Dense Tensor Layer for Keras
MIT License
Dense Tensor Layer for Keras. Supports both Keras 1 and 2. Tensor networks/second order networks.
Basically, this is like a quadratic layer if all other layers are linear.
There is an additional weight matrix V. The layer output is xVx+xW+b
instead of simply xW+b
.
See analysis by Socher.
See also Fenglei Fan, Wenxiang Cong, Ge Wang (2017) A New Type of Neurons for Machine Learning.
Normal Dense Layer: f_i = a( W_ix^T + b_i)
Dense Tensor Layer: f_i = a( xV_ix^T + W_ix^T + b_i)
DenseTensor
: same usage as Keras Dense
Layer
I provided several examples for different parameterizations of V, including a low-rank version of V, a symmetric V, and V restricted to positive-definite matrices.
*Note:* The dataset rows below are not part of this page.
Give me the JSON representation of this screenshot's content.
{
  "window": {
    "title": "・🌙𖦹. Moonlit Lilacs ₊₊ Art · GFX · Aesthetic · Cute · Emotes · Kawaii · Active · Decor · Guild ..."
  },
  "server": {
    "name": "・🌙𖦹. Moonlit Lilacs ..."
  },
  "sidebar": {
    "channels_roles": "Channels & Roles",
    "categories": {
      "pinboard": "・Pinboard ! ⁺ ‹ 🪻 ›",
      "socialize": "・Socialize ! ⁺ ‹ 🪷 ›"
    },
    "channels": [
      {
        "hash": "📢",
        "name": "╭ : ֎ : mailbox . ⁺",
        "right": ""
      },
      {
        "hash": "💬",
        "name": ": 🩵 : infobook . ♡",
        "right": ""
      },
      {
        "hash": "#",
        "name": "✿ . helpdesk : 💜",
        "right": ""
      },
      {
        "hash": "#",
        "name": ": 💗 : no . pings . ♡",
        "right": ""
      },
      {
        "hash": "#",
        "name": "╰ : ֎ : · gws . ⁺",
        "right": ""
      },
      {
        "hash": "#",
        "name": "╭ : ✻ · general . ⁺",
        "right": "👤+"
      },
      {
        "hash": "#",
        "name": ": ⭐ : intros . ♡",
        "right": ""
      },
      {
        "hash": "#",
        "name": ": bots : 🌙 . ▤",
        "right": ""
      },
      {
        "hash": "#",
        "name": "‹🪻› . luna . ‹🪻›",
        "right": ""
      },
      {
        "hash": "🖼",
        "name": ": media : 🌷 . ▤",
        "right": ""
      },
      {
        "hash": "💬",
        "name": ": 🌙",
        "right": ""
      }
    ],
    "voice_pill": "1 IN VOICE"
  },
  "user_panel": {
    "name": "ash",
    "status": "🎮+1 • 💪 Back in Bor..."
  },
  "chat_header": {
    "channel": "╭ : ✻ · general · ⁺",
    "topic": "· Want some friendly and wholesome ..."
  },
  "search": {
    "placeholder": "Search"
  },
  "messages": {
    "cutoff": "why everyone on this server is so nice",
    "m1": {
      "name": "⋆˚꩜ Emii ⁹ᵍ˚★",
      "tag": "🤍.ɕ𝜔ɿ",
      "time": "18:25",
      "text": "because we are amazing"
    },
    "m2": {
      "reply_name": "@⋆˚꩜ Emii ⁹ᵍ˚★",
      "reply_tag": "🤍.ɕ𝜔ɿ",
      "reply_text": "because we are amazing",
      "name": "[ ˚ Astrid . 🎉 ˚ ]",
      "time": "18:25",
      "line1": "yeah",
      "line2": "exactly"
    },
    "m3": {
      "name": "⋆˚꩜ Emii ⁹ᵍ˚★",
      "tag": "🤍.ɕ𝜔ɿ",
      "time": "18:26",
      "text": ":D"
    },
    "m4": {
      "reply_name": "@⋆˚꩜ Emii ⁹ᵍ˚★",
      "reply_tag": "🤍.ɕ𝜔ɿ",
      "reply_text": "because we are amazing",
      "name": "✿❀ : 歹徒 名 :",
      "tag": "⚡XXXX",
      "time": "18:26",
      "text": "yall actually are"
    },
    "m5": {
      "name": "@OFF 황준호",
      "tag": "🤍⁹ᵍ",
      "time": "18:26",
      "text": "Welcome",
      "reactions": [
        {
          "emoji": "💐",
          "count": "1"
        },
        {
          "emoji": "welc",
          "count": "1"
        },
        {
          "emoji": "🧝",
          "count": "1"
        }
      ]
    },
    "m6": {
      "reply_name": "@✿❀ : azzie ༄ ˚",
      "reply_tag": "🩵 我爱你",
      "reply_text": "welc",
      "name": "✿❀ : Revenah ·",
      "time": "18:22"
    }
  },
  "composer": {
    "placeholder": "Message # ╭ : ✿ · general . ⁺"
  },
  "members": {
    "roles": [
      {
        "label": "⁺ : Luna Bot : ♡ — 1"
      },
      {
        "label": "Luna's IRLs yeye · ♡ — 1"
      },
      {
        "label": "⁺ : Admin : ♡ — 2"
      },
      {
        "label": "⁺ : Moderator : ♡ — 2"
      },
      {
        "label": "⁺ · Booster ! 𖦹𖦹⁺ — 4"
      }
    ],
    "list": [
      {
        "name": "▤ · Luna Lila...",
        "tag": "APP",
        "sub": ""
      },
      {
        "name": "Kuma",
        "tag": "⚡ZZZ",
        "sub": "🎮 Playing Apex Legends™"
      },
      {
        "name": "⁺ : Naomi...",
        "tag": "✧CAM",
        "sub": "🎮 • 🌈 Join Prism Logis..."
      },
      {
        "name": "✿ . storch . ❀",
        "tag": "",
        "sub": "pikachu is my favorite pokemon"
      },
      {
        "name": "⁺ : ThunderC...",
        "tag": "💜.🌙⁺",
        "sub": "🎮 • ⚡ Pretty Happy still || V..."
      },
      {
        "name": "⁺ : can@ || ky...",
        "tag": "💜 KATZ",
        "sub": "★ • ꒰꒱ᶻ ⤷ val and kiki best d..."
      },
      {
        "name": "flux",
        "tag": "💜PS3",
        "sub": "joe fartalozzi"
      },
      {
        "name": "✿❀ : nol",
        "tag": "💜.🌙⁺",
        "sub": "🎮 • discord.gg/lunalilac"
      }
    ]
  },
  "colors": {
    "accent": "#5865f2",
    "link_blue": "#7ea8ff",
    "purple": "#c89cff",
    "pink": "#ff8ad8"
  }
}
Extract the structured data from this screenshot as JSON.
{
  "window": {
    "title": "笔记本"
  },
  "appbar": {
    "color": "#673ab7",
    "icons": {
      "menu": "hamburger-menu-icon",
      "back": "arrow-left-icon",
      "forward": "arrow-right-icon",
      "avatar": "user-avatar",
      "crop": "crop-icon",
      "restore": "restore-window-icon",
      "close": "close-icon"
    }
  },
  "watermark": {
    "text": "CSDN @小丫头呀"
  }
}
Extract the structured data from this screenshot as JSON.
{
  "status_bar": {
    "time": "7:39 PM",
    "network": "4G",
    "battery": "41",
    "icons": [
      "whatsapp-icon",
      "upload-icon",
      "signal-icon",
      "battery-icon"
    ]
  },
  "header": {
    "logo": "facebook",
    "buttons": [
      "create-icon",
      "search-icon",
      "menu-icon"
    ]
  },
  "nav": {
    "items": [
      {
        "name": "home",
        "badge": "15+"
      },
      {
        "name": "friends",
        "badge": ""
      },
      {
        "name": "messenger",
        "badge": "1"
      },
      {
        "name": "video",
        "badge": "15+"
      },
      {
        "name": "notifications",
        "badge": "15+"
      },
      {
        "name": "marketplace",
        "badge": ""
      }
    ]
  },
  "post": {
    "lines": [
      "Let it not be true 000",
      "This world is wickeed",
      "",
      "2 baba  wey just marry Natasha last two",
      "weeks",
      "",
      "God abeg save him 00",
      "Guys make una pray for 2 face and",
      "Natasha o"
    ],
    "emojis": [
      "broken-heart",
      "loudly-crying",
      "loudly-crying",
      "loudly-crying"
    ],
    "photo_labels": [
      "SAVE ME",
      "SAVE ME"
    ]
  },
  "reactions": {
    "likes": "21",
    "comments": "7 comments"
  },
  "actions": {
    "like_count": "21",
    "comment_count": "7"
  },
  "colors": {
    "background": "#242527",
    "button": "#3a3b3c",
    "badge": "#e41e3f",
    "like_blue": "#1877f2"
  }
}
Please explore the examples and ask any questions.
x = Input(input_dim)
layer = DenseTensor(units=units)
y = layer(x)
factorization = tensor_factorization_low_rank(q=10)
layer = DenseTensor(units=units, factorization=factorization)
Please feel free to add issues or pull requests. I'm always interested in any improvements or issues.
Travis tests a matrix including Theano, tensorflow, Python 2.7, Python 3.5, Keras 1 and Keras 2. Code should work on most configurations but please let me know if you run into issues.